Lloy Ball: Oczywiście. Skra to świetna drużyna z bardzo dobrymi zawodnikami. Pokonanie ich będzie dużym wyzwaniem dla nas. Znam wszystkich graczy polskiego zespołu i to są bardzo utalentowani siatkarze.
- Jaki element będzie kluczowy w meczu z Bełchatowem?
- Będziemy musieli skupić się na mocnej zagrywce. Bełchatów w swoim składzie ma świetnego atakującego i bardzo dobrego rozgrywającego. Duże znaczenie odegra też gra blokiem – jeżeli postraszymy Skrę naszym mocnym serwisem, to nasi blokujacy będą mieli ułatwione zadanie.
- Ale nawet jeżeli nie uda się wygrać w Polsce, to macie przewagę, bo ewentualnego złotego seta zagracie u siebie, w Kazaniu. Jak oceniasz tą regułę?
- Mogę powiedzieć tylko jedno zdanie: złoty set to głupota! Coś takiego wypatrza rywalizację. Zupełnie mi się ta reguła nie podoba.
- Ostatni sprawdzian przed meczem ze Skrą nie wypadł dobrze – przegraliście na swoim terenie z Dynamo Moskwa.
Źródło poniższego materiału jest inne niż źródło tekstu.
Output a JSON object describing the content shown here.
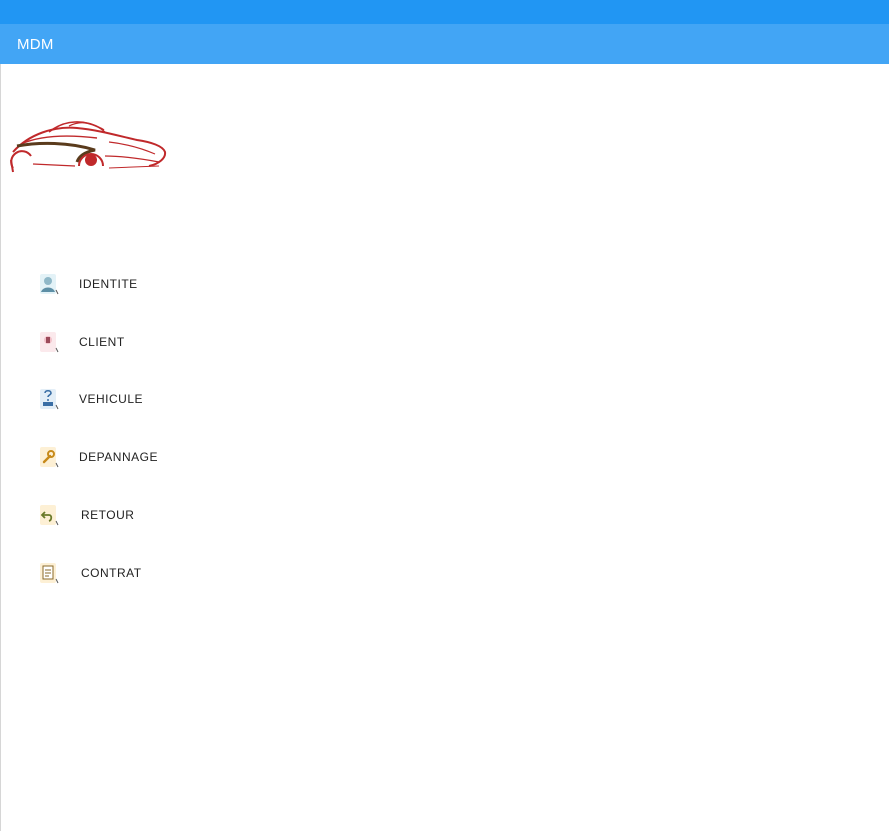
{
  "app_bar": {
    "title": "MDM"
  },
  "colors": {
    "status_bar": "#2196f3",
    "app_bar": "#42a5f5",
    "logo_red": "#c0292b",
    "logo_dark": "#5a3b1c"
  },
  "menu": {
    "items": [
      {
        "label": "IDENTITE",
        "icon": "identity-icon"
      },
      {
        "label": "CLIENT",
        "icon": "client-icon"
      },
      {
        "label": "VEHICULE",
        "icon": "vehicle-icon"
      },
      {
        "label": "DEPANNAGE",
        "icon": "wrench-icon"
      },
      {
        "label": "RETOUR",
        "icon": "return-icon"
      },
      {
        "label": "CONTRAT",
        "icon": "contract-icon"
      }
    ]
  }
}
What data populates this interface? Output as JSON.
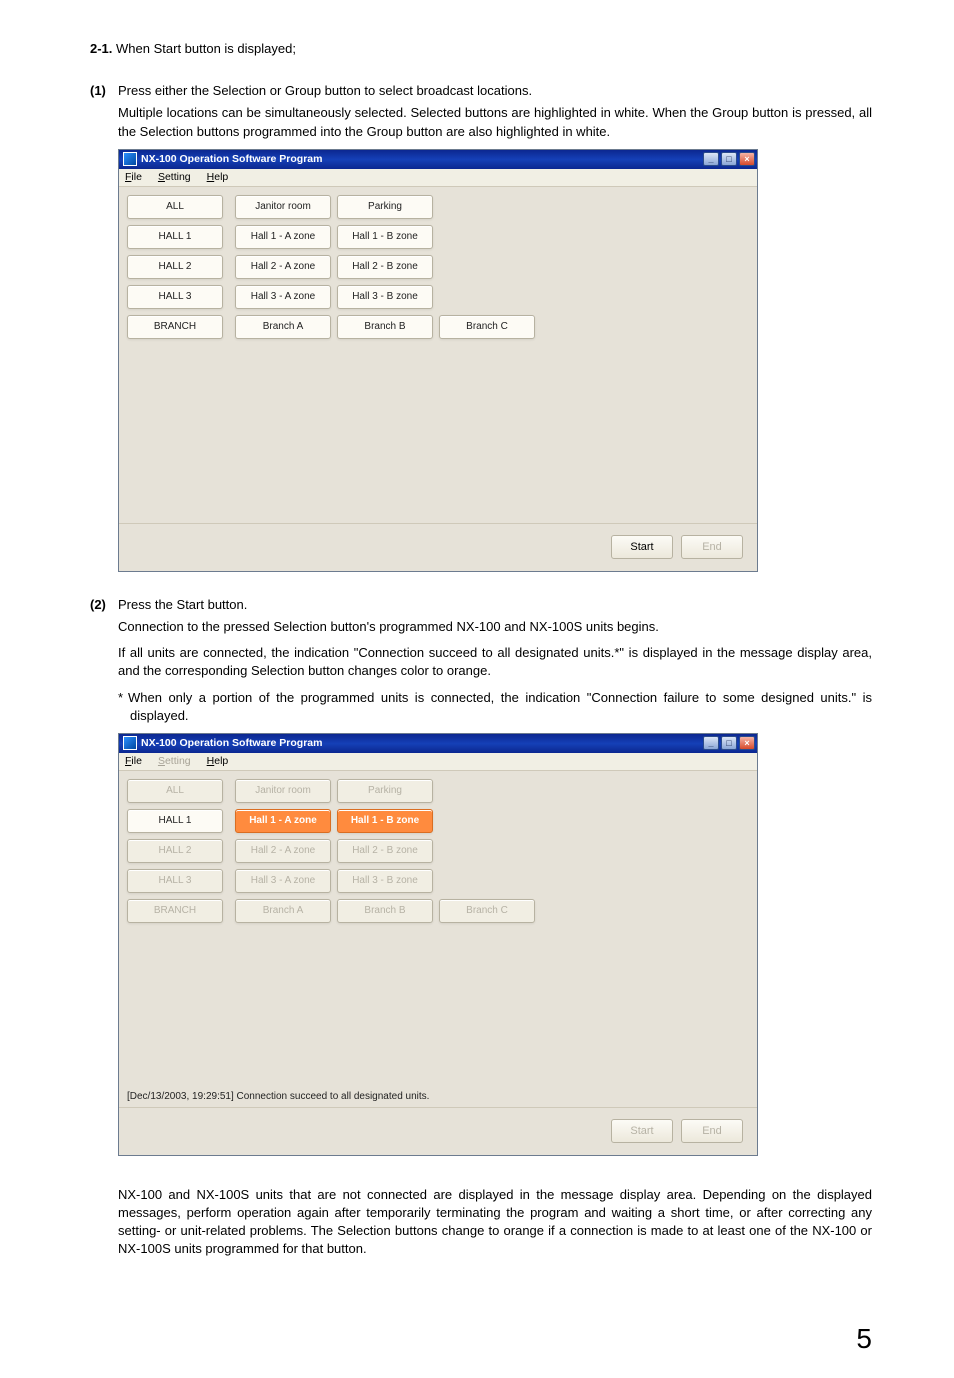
{
  "header21": {
    "num": "2-1.",
    "text": "When Start button is displayed;"
  },
  "item1": {
    "num": "(1)",
    "line1": "Press either the Selection or Group button to select broadcast locations.",
    "line2": "Multiple locations can be simultaneously selected. Selected buttons are highlighted in white. When the Group button is pressed, all the Selection buttons programmed into the Group button are also highlighted in white."
  },
  "app1": {
    "title": "NX-100 Operation Software Program",
    "menu": {
      "file": "File",
      "setting": "Setting",
      "help": "Help"
    },
    "win_btns": {
      "min": "_",
      "max": "□",
      "close": "×"
    },
    "groups": [
      "ALL",
      "HALL 1",
      "HALL 2",
      "HALL 3",
      "BRANCH"
    ],
    "rows": [
      [
        "Janitor room",
        "Parking"
      ],
      [
        "Hall 1 - A zone",
        "Hall 1 - B zone"
      ],
      [
        "Hall 2 - A zone",
        "Hall 2 - B zone"
      ],
      [
        "Hall 3 - A zone",
        "Hall 3 - B zone"
      ],
      [
        "Branch A",
        "Branch B",
        "Branch C"
      ]
    ],
    "start": "Start",
    "end": "End",
    "msg": ""
  },
  "item2": {
    "num": "(2)",
    "line1": "Press the Start button.",
    "line2": "Connection to the pressed Selection button's programmed NX-100 and NX-100S units begins.",
    "line3": "If all units are connected, the indication \"Connection succeed to all designated units.*\" is displayed in the message display area, and the corresponding Selection button changes color to orange.",
    "note": "When only a portion of the programmed units is connected, the indication \"Connection failure to some designed units.\" is displayed."
  },
  "app2": {
    "title": "NX-100 Operation Software Program",
    "menu": {
      "file": "File",
      "setting": "Setting",
      "help": "Help"
    },
    "win_btns": {
      "min": "_",
      "max": "□",
      "close": "×"
    },
    "groups": [
      "ALL",
      "HALL 1",
      "HALL 2",
      "HALL 3",
      "BRANCH"
    ],
    "rows": [
      [
        "Janitor room",
        "Parking"
      ],
      [
        "Hall 1 - A zone",
        "Hall 1 - B zone"
      ],
      [
        "Hall 2 - A zone",
        "Hall 2 - B zone"
      ],
      [
        "Hall 3 - A zone",
        "Hall 3 - B zone"
      ],
      [
        "Branch A",
        "Branch B",
        "Branch C"
      ]
    ],
    "start": "Start",
    "end": "End",
    "msg": "[Dec/13/2003, 19:29:51] Connection succeed to all designated units."
  },
  "post_text": "NX-100 and NX-100S units that are not connected are displayed in the message display area. Depending on the displayed messages, perform operation again after temporarily terminating the program and waiting a short time, or after correcting any setting- or unit-related problems. The Selection buttons change to orange if a connection is made to at least one of the NX-100 or NX-100S units programmed for that button.",
  "page": "5"
}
- Graliśmy dobrze w dwóch pierwszych setach. Potem dopadło nas zmęczenie i nasza gra się pogorszyła. Rywale natomiast świetnie serwowali i doprowadzili do tie-breaka, którego wygrali. Według mnie Dynamo to druga najlepsza drużyna w Rosji. Jestem zawiedziony tą porażką, ale myślę, że możemy grać dużo lepiej, podczas gdy Dynamo grało na swoim maksimum.
- Na czym skupiacie się więc przed meczem z Mistrzem Polski?
- W naszej drużynie kolosalne znaczenie odgrywa zdrowie. Jeżeli nikomu z zespołu nic nie będzie dolegało, jeżeli będziemy w dobrej formie, to mamy duże szanse na zwycięstwo. Łatwo jednak nie będzie. Na pewno musimy zagrywać dużo mocniej niż w meczu z Dynamo, musimy też popracować nad przyjęciem. Jeżeli w środę te elementy „zaskoczą”, to będzie dobrze.
- Kto twoim zdaniem zagra w Final Four Ligi Mistrzów?
- Pewniakiem jest Trento, które jest gospodarzem turnieju. Stawiam też na to, że Cuneo pokona Dynamo Moskwa, a belgijski zespół Jastrzębski Węgiel. Najbardziej zacięta walka będzie pomiędzy nami a Skrą. Mam nadzieję, że to będą dobre widowiska. Zrobimy show!